'PBC on NBC': Five things we learned

The inaugural event of "Premier Boxing Champions" is officially in the books.

So, which was it? The future of boxing or a nationally televised disaster, ready to burn through a serious amount of Al Haymon & Co.'s money? Let's discuss on five things we learned.

1. Debuting this kind of project with an unstable Adrien Broner might have been a bad idea.

In hindsight, someone should have known Broner would track mud through PBC's new carpets. The 25-year-old sort of seems like he doesn't know who he wants to be or how he wants to fight. He was dominant, for sure, in a unanimous decision against John Molina Jr., but he wasn't particularly impressive -- or even interesting.

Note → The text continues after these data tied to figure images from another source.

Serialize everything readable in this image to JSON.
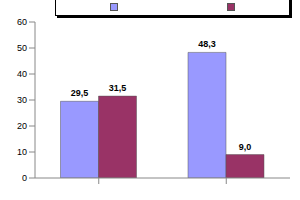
{
  "chart_data": {
    "type": "bar",
    "categories": [
      null,
      null
    ],
    "series": [
      {
        "color": "#9999ff",
        "values": [
          29.5,
          48.3
        ],
        "value_labels": [
          "29,5",
          "48,3"
        ]
      },
      {
        "color": "#993366",
        "values": [
          31.5,
          9.0
        ],
        "value_labels": [
          "31,5",
          "9,0"
        ]
      }
    ],
    "ylim": [
      0,
      60
    ],
    "yticks": [
      0,
      10,
      20,
      30,
      40,
      50,
      60
    ],
    "legend": "top",
    "data_labels": true,
    "grid": false
  }
}
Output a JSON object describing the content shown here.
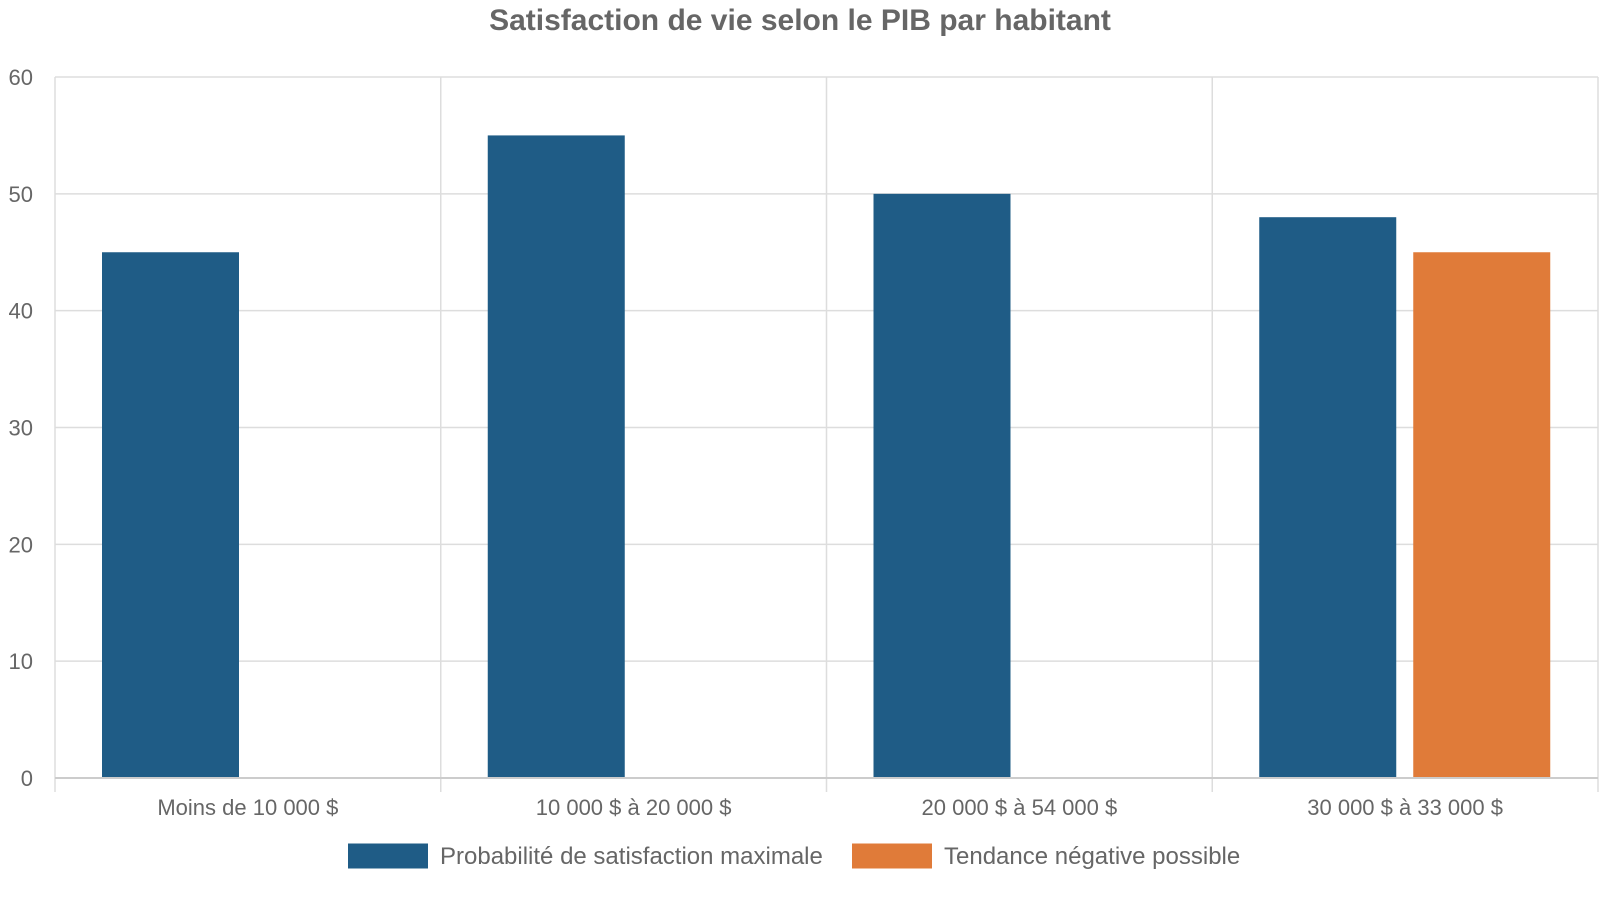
{
  "chart_data": {
    "type": "bar",
    "title": "Satisfaction de vie selon le PIB par habitant",
    "xlabel": "",
    "ylabel": "",
    "categories": [
      "Moins de 10 000 $",
      "10 000 $ à 20 000 $",
      "20 000 $ à 54 000 $",
      "30 000 $ à 33 000 $"
    ],
    "series": [
      {
        "name": "Probabilité de satisfaction maximale",
        "color": "#1f5c86",
        "values": [
          45,
          55,
          50,
          48
        ]
      },
      {
        "name": "Tendance négative possible",
        "color": "#e07b39",
        "values": [
          null,
          null,
          null,
          45
        ]
      }
    ],
    "ylim": [
      0,
      60
    ],
    "yticks": [
      0,
      10,
      20,
      30,
      40,
      50,
      60
    ],
    "grid": true,
    "legend_position": "bottom"
  }
}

If PBC could have crafted the perfect postfight interview for its first televised bout, having Broner basically admit he fought a boring fight wouldn't have made the script. And having him then reference a race comment he made in the ring last year, which drew harsh criticism, definitely would not have made it in the script.

It's hard to distinguish what Broner is trying to be at this point. It's obvious he's been told to tone down his personality but not to shut it off completely. So, we're left with sort of a half-Broner, who will still rotate around his opponent midfight and make inappropriate gestures to the crowd, but only halfheartedly so.

In this particular event, with a first impression on the line, Broner didn't give people much reason to stay and -- even worse -- gave some reason to leave.

2. Headlining this kind of project with Keith Thurman versus Robert Guerrero -- that was a good idea.

It could not have worked out much better. You had Thurman, 26, a young buck who knew what this opportunity meant for his career and went out guns blazing, trying to make a statement. Across the ring you had Guerrero, 31, a veteran with a name who could take Thurman's best and fire back but never really threaten to upset the evening by winning.

This was matchmaking at it's finest.

Let's pause for a moment to reflect and laugh out loud at the unfortunate fact that Guerrero's dud of a fight against Floyd Mayweather Jr. in May 2013 cost a full pay-per-view price, while Saturday's barnburner cost nothing but air and about 48 minutes of your time. Brilliant.

3. Boxing is not dead.

Mayweather is 38 years old and has publicly contemplated retirement after the last two fights on his current contract are finished. Manny Pacquiao is 36. The two will engage in the biggest fight in boxing history on May 2. Soon after that, however, whenever both retire, someone will need to be there to accept the reins of boxing stardom.

This is what's exciting about PBC -- it is designed to ensure that someone exists. Make no mistake, there is young, exciting, well-spoken talent in boxing. One needs to look no further than the 26-year-old Thurman, who was terrific this weekend, to see it.

Thurman was so hell-bent on scoring an early knockout on Saturday, he literally ran into a head-butt during the third round that caused a massive hematoma on his forehead.

There are others along with Thurman, waiting in the wings to take the throne. In recent years, boxing's consumption model arguably worked against it. It's early, but PBC's model could change that.

4. Boxing is not dead, revisited.

There are compelling figures in the sport and, certainly, compelling fights. Thurman-Guerrero was a strong but not spectacular fight for 8½ rounds. At one point, there even appeared to be a horrific possibility of it ending in a no contest, due to the hematoma on Thurman's face. Can you imagine that?

And then, midway through the ninth, Thurman dropped Guerrero with two right uppercuts. That set the stage for Guerrero to rally back with a strong showing in the 10th, his best round of the fight.

Substance was there, and Haymon & Co. know how to dress it up. This was a polished product in the arena on Saturday, and it will only improve as a television product with more practice. It would seem to carry appeal to a younger audience, which means a longer guaranteed lifespan. For an old sport, boxing had tints of infancy in certain aspects this weekend.

5. It's not all bad news for Broner.

We were hard on Broner at the start, so let's circle back and give him due credit at the finish.

Broner, entertaining or not, made his decision win look like easy work. As he stated at the postfight news conference -- wearing a shirt that looked like it was made from his grandmother's favorite tablecloth -- he was 'still pretty' at the end of 12 rounds against Molina.

And, away from the cameras that were transmitting his comments to a live audience, he explained his approach to the fight perfectly well.

"Last two days I thought, 'The last time I went into the ring and fought with my heart, I lost,'" said Broner, referring to the only loss of his career, to Marcos Maidana in 2013. "I am never going to let that happen again. So, I said I'm going to use my God-given talent and make this fight as easy as possible.

"The crowd might boo me, but at the end of the day, I'm going not going out there and fighting for them. That don't pay my bills."

As has always been the case with Broner, talent and personality are there. Self-sabotage is. If he can better define himself in and outside of the ring, the world can still be his oyster.